One early spring day a storm is brewing in the cloud forest. Abelista approaches the hive to check the water dish. Foragers are busy collecting pollen from the stalks of beech flowers and the catkins of a patch of nearby alders. Filling their pollen baskets on their hairy hind legs, the bees approach the hive to deliver the precious pollen. But Abelista is shocked when she walks towards the hive. “Foragers are falling from the sky,” she yells.

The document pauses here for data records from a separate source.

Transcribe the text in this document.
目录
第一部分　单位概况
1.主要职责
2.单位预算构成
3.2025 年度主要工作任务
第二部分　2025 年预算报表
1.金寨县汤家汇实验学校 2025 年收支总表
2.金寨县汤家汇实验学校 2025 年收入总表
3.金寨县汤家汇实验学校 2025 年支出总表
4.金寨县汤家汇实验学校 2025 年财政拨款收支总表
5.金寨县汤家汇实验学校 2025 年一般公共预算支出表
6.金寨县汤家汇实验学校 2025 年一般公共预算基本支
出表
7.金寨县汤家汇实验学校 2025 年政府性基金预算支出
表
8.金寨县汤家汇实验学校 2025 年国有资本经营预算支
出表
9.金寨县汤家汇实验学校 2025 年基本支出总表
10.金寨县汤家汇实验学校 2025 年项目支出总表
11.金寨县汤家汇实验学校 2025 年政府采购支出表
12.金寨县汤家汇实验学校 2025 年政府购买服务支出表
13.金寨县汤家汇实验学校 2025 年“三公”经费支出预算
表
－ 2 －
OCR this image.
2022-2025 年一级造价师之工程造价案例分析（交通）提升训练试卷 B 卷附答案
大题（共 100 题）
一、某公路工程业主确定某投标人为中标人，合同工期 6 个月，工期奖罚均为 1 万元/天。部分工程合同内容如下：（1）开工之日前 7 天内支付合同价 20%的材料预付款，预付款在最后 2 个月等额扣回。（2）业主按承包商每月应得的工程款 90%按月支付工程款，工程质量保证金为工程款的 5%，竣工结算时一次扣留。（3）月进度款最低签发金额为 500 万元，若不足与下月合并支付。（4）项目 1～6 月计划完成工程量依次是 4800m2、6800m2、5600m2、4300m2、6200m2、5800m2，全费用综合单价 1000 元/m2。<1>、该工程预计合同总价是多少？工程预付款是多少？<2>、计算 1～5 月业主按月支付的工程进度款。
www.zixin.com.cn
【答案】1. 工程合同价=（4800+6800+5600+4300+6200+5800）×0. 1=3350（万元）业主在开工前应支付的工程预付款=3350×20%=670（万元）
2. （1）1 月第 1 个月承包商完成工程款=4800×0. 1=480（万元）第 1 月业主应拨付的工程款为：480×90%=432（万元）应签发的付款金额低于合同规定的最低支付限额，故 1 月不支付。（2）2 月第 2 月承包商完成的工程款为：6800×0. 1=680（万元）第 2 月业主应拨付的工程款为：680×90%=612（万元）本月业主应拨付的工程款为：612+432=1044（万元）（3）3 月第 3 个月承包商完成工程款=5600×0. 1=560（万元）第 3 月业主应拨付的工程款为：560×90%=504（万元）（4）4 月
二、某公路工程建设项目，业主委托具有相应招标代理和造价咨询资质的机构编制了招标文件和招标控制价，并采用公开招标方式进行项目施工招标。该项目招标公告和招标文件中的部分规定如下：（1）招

Bees have abandoned their well worn but invisible beeline to enter or leave the hive. They are flying erratically forging detours around the hive. Some are even flying skyward while others appear to be falling from the sky. The old woman has never seen this behavior and she is frightened. She approaches the hive and places her hands on the hive wall. Silence. She walks over to check the entrance of the hive. No activity. The old woman removes the outer cover of the hive and then removes the inner cover. There is no buzzing. She removes some bars of comb to look into the hive but there are no bees only beautifully formed comb and honey.
On the floor of the hive, toward the back there is an embalmed sarcophagus of a dead mouse. It must have entered the hive, been killed by the bees and then been embalmed with propolis. Since they had no way to remove the dead mouse, they perfectly preserved it, in order that it not soil the precious hive.
Abelista closes up the hive without taking honey or removing the dead mouse. Maybe they will be back, she tells herself as she walks into the beech forest to talk with the trees. “Tree nation is very wise and old,” she tells herself, “they will know.” But the trees have no answer.
The old woman retreats to her cabin and watches as winter gives way to springtime. She watches as buds swell and eventually flower. She watches feral bees feasting on the pollen of alder catkins and gathering nectar from the flowers of all the trees. In the swamp behind her cabin she watches skunk cabbages push out of the wet black earth and wild bees foraging on the flowers. She knows these first flowers attract bees with their heat & sweet aroma.
Abelista watches and wonders if her bees have gone feral. Perhaps they will recognize her by her own scent. But she does not live to see another summer. She lay down in her beloved cabin one late night before lilacs bloom by her door and did not get up to greet the sun when it rose and warmed her face. Abelista died in her sleep.
Abelista is buried in a hand dug grave near her cabin. A neighbor decides to go to the hive and drape it in black cloth as is the tradition when a beekeeper dies to tell the bees. When he approaches the hive he sees a great deal of activity. Bees flying in and out with their pollen baskets full and lazy drones sunning near the hive, waiting for the queen to take her nuptial flight.